One of the workers pressed a button on a control panel to my left, and a 200-horsepower diesel engine growled to life. The shrill whine of the now-spinning blade filled the air. Then the saw blade slid to the side, the conveyor belt carried the log forward, and then the blade swung back into place, biting into the wood.
For a moment it reminded me of one of the Edgar Allan Poe stories Tessa had convinced me to read- The Pit and the Pendulum.
A blade swinging.
Slicing toward a victim tied to a table.
He escaped just in time.
I watched the saw blade chew through the log, then I surveyed the rest of the mill, keeping an eye out for anything unusual. Unfortunately, my unfamiliarity with the site made that challenging, so, rather than try to pick up specific clues, I tried to get a sense of the place, a spatial understanding of the sawmill where Donnie Pickron, the main suspect in a double homicide, had worked until two hours before his family was slaughtered and he disappeared.
Different workstations were positioned throughout the mill.
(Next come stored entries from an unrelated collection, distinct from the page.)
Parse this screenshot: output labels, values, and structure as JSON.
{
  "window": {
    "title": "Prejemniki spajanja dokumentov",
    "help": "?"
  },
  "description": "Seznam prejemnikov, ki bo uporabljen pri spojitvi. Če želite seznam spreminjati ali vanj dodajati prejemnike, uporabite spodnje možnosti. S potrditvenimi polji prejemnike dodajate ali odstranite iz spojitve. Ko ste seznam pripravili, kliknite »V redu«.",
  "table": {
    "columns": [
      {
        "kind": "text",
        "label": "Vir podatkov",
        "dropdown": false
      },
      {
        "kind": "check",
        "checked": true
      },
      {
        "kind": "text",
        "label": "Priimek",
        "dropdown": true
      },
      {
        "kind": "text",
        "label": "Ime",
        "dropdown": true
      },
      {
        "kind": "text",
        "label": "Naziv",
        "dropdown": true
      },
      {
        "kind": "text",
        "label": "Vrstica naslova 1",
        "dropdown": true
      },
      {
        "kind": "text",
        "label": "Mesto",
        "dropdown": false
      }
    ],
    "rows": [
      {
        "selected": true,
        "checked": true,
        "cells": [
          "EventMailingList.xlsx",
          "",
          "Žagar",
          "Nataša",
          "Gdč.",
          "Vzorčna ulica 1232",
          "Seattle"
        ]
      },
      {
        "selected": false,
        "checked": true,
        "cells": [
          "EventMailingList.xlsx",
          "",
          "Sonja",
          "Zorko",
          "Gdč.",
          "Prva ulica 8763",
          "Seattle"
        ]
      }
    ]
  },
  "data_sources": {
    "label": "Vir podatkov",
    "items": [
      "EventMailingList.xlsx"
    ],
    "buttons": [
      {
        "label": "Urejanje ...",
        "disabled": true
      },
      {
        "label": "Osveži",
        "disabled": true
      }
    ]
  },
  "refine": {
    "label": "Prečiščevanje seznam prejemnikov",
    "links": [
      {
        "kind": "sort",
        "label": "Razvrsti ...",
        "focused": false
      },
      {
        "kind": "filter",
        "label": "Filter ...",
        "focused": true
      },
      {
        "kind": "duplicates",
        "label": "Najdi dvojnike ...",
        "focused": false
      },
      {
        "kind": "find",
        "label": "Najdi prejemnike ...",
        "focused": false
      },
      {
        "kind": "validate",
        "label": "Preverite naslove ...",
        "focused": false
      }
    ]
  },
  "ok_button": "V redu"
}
Five men and two women sorted boards into piles, graded lumber, or removed warped and knotted timber, then sent the unusable pieces to the far end of the mill on a second conveyor belt to be ground into pulp for easier transport to the paper mills.
The wood shredder for grinding the logs into pulp was like nothing I’d ever seen before. The reticulated gears spun at an astonishing speed, powering through the boards and logs in seconds.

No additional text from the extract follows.